Carol’s incredible professionalism was evident from day one. An early career in book publishing had led her to spending several years at the Adscene group, where she became series editor of the Canterbury Adscene, the Whitstable Times and Herne Bay Times before joining the KM. Her experience and advice was invaluable for a rookie reporter.
Everyone from politicians to work experience students were instantly put at ease by Carol’s friendly openness. Thanet is a very busy news patch, always something happening, much of it quite hard to digest. But it was the only newsroom I ever worked in where light relief came from the dressing up box, where we (OK, Carol) collected various items of fancy dress to cheer us up while trying to fathom yet another planning report or badly written press release.
Lunch was often provided by Carol as well, she loved to cook and share her creations with friends. Everyone who knew Carol was struck by her sense of fun and her genuine warmth. Her passion for music was infectious, and was inherited from her beloved mum, May, who lived in Broadstairs and was still regularly attending gigs around the isle well into her 80s.
One of Carol’s proudest achievements at the Thanet Extra was the comprehensive four page local gig guide that we crafted every week. So many of Thanet’s landlords, promoters and acts counted her as a friend and were grateful for her support. None more so than Captain Mildred, then Majestic 12, bands fronted by her long term partner and, as of May 2021, husband Matt Silk, who she was with for over 25 years.
Not long after we met, Carol persuaded me to bring my boyfriend to see Matt’s band. We were instant fans, so much so that we booked them for our wedding in 2005. I left the KM soon after, but Carol, Matt and the band remained firm friends of the whole family.

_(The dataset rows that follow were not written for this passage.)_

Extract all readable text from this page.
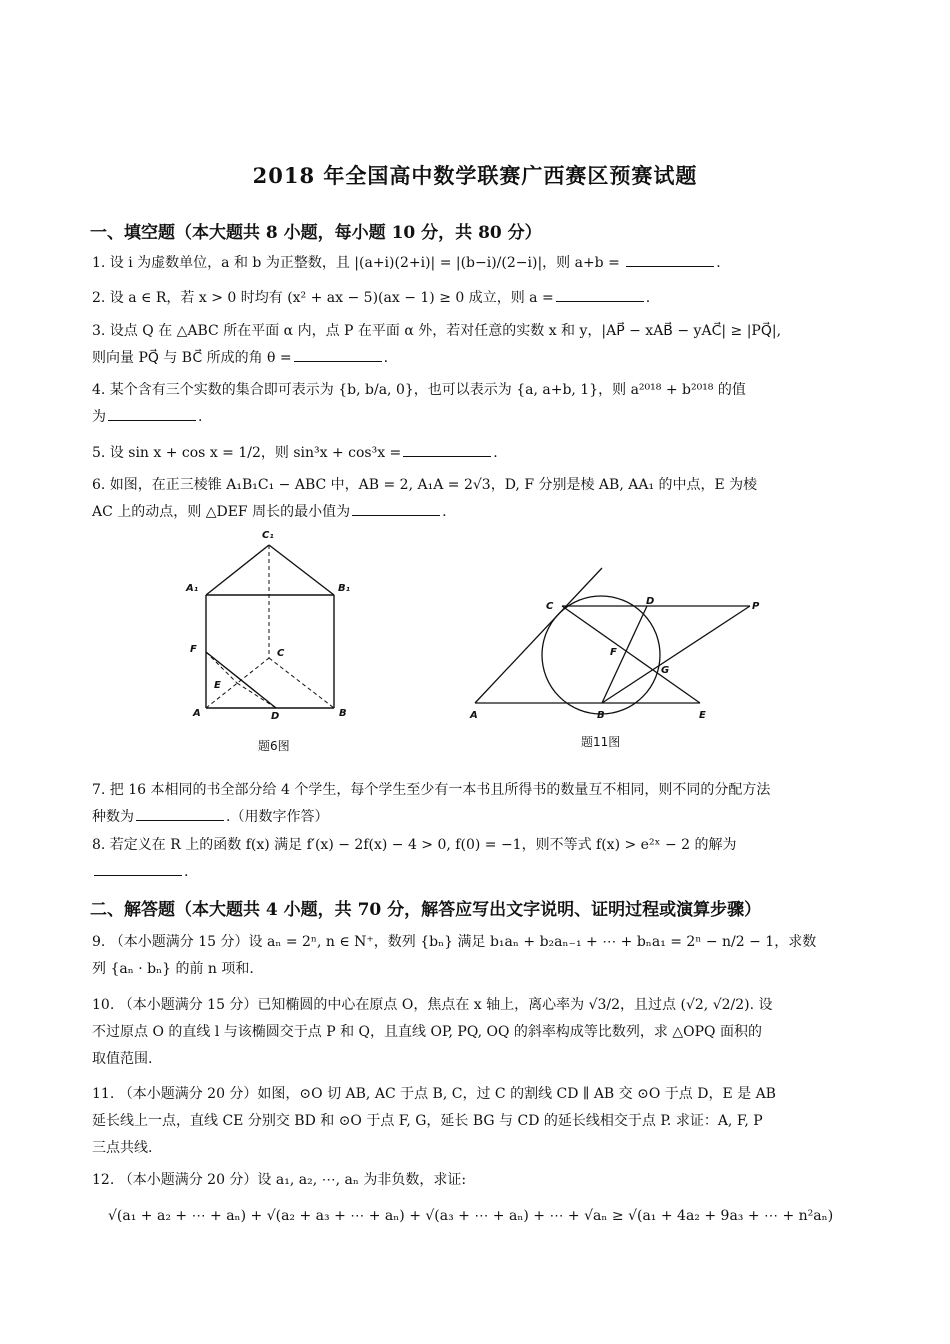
2018 年全国高中数学联赛广西赛区预赛试题
一、填空题（本大题共 8 小题，每小题 10 分，共 80 分）
1. 设 i 为虚数单位，a 和 b 为正整数，且 |(a+i)(2+i)| = |(b−i)/(2−i)|，则 a+b =	.
2. 设 a ∈ R，若 x > 0 时均有 (x² + ax − 5)(ax − 1) ≥ 0 成立，则 a =	.
3. 设点 Q 在 △ABC 所在平面 α 内，点 P 在平面 α 外，若对任意的实数 x 和 y，|AP⃗ − xAB⃗ − yAC⃗| ≥ |PQ⃗|,
则向量 PQ⃗ 与 BC⃗ 所成的角 θ =	.
4. 某个含有三个实数的集合即可表示为 {b, b/a, 0}，也可以表示为 {a, a+b, 1}，则 a²⁰¹⁸ + b²⁰¹⁸ 的值
为	.
5. 设 sin x + cos x = 1/2，则 sin³x + cos³x =	.
6. 如图，在正三棱锥 A₁B₁C₁ − ABC 中，AB = 2, A₁A = 2√3，D, F 分别是棱 AB, AA₁ 的中点，E 为棱
AC 上的动点，则 △DEF 周长的最小值为	.
C₁
A₁	B₁
F	C
E
A	D	B
题6图
C	D	P
F
G
A	B	E
题11图
7. 把 16 本相同的书全部分给 4 个学生，每个学生至少有一本书且所得书的数量互不相同，则不同的分配方法
种数为	.（用数字作答）
8. 若定义在 R 上的函数 f(x) 满足 f′(x) − 2f(x) − 4 > 0, f(0) = −1，则不等式 f(x) > e²ˣ − 2 的解为
.
二、解答题（本大题共 4 小题，共 70 分，解答应写出文字说明、证明过程或演算步骤）
9. （本小题满分 15 分）设 aₙ = 2ⁿ, n ∈ N⁺，数列 {bₙ} 满足 b₁aₙ + b₂aₙ₋₁ + ⋯ + bₙa₁ = 2ⁿ − n/2 − 1，求数
列 {aₙ · bₙ} 的前 n 项和.
10. （本小题满分 15 分）已知椭圆的中心在原点 O，焦点在 x 轴上，离心率为 √3/2，且过点 (√2, √2/2). 设
不过原点 O 的直线 l 与该椭圆交于点 P 和 Q，且直线 OP, PQ, OQ 的斜率构成等比数列，求 △OPQ 面积的
取值范围.
11. （本小题满分 20 分）如图，⊙O 切 AB, AC 于点 B, C，过 C 的割线 CD ∥ AB 交 ⊙O 于点 D，E 是 AB
延长线上一点，直线 CE 分别交 BD 和 ⊙O 于点 F, G，延长 BG 与 CD 的延长线相交于点 P. 求证：A, F, P
三点共线.
12. （本小题满分 20 分）设 a₁, a₂, ⋯, aₙ 为非负数，求证:
√(a₁ + a₂ + ⋯ + aₙ) + √(a₂ + a₃ + ⋯ + aₙ) + √(a₃ + ⋯ + aₙ) + ⋯ + √aₙ ≥ √(a₁ + 4a₂ + 9a₃ + ⋯ + n²aₙ)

My lasting memories of her will always have music in there somewhere. Having the ability to engage with 4 year olds and 90 year olds at the same time is a rare skill, but one Carol possessed and is why there are people of all ages and of all backgrounds who will miss her very much indeed.
There are so many more things I could say but I think if I had to sum up Carol in one word, it would be positivity. Even when doctors told her a few weeks ago that her treatment for cancer was no longer working, she updated her Facebook status to say she was ‘disappointed’ but had hope.
Her last post was to say she had been moved to the Pilgrim’s Hospice in Canterbury, from where she could see the garden and hear the birds sing.
I will certainly be accentuating the positive from now on, as Carol would have done. And while those who knew her will be sad that she’s no longer with us, I’m sure everyone of us is grateful that we got to know her in the first place and know that she will always be part of our lives.